Resultados 1 a 8 de 8
  1. #1
    WHT-BR Top Member
    Data de Ingresso
    Dec 2010
    Posts
    14,981

    [EN] The myth of zero downtime

    The typical managed hosting customer experiences roughly one outage a year. This figure comes from thirteen years of asking Gartner clients, day in and day out, about their operational track record.

    The typical colocation facility in the US is built to Tier III standards, with a mathematical expected availability of about 99.98%. In Europe, colocation facilities are often built to Tier II standards intead, for an expected availability of about 99.75%. Many colocation facilities do indeed manage to go for many years without an outage. So do many enterprise data centers — including Tier I facilities that have no redundancy whatsoever. The mathematics of the situation don’t say that you will have an outage — these are merely probabilities over the long term. Moreover, there will be an additional percentage of error that is caused by humans.


    by Lydia Leong

    Every time there’s been a major Amazon outage, someone always says something like, “Regular Web hosters and colocation companies don’t have outages!” I saw an article in my Twitter stream today, and finally decided that the topic deserves a blog post. (The article seemed rather linkbait-ish, so I’m not going to link it.)

    It is an absolute myth that you will not have downtime in colocation or Web hosting. It is also a complete myth that you won’t have downtime in cloud IaaS run by traditional Web hosting or data center outsourcing providers.

    The typical managed hosting customer experiences roughly one outage a year. This figure comes from thirteen years of asking Gartner clients, day in and day out, about their operational track record. These outages are typically related to hardware failure, although sometimes they are related to service provider network outages (often caused by device misconfiguration, which can obliterate any equipment or circuit redundancy).
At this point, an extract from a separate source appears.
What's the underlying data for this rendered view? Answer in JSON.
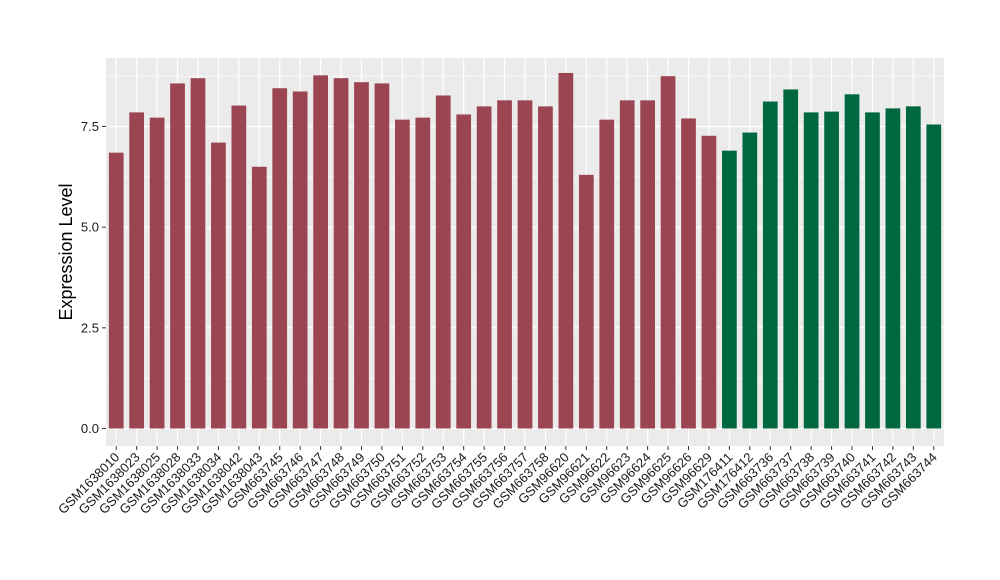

Some customers are lucky enough to never experience any outages over the course of a given contract (usually two to three years for complex managed hosting), but this is actually fairly rare, because most customers aren’t architected to be resilient to all but the most trivial of infrastructure failures. (Woe betide the customer who has a serious hardware failure on a database server.) The “one outage a year” figure does not include any outages that the customer might have caused himself through application failure.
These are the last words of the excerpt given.